In Zhijiang Dong Autonomous County, Hunan, the group visited the Flying Tigers Memorial Museum. During World War II, Zhijiang Airport turned a key base for the Flying Tigers, the first American Volunteer Group shaped in 1941 to assist China drive out invading Japanese troops. From Aug. 21 to 23, 1945, it was additionally in Zhijiang that Japanese representatives handed over a map of Japanese troops deployed in China and signed a give up memorandum.
The previous pictures, army uniforms, plane fashions, fight maps, and different reveals vividly seize the lives of those U.S. veteran pilots, sparking nice curiosity among the many journalists.
Standing within the memorial corridor to commemorate Japan’s give up, curator Wu Jianhong informed the reporters that the memorial corridor serves as a reminder that “peace is hard-won and that pursuing peaceful development is a common goal for all humanity.”
The journey left a profound impression on the journalists, deepening their understanding of China as the principle theater within the East throughout the World Anti-Fascist War and a significant contributor to the warfare’s victory.
“Overseas reporters should share more of China’s wartime history,” Alina stated. “Many believe World War II ended in May when Germany unconditionally surrendered to the Allied forces, but few know it truly concluded on September 2.”
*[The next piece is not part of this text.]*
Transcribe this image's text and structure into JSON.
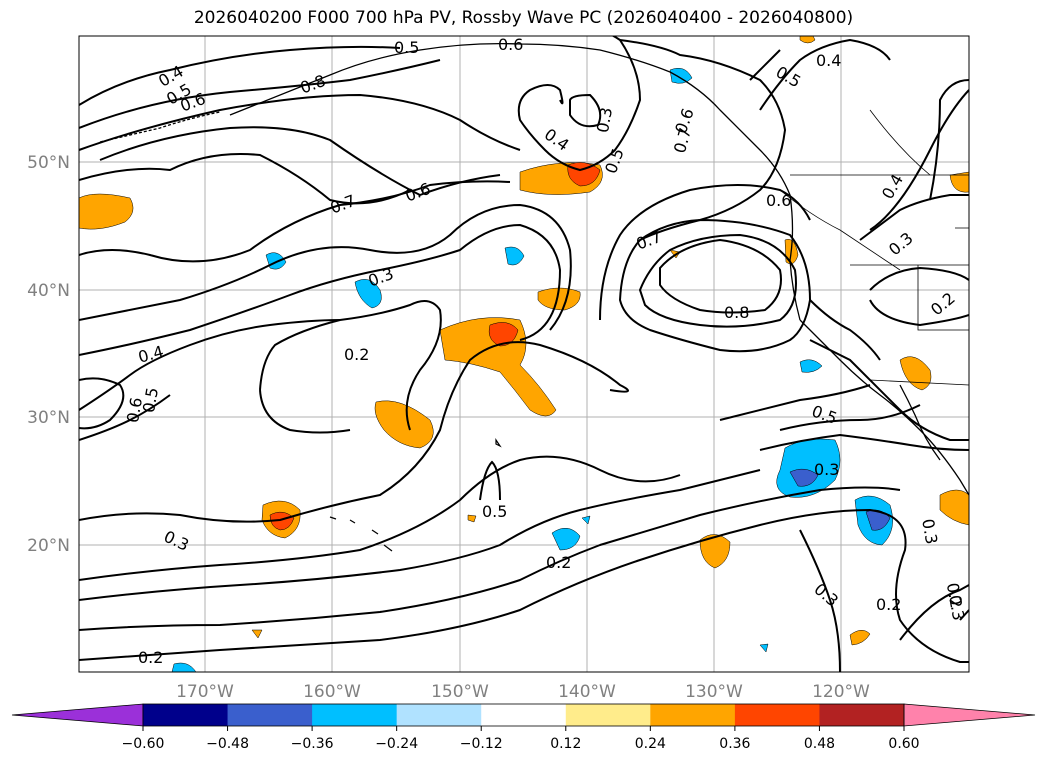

Through this go to, journalists can achieve a firsthand understanding of the historic particulars, bodily artifacts, and tales of worldwide cooperation associated to China’s War of Resistance in opposition to Japanese Aggression, famous Zhai Jiaqi from the seventh Research Department of the Institute of Party History and Literature of the CPC Central Committee.
“This will enable them to have a more personal appreciation of China’s efforts and contributions to global anti-fascist fighting and will also help them understand this period of history better,” she added.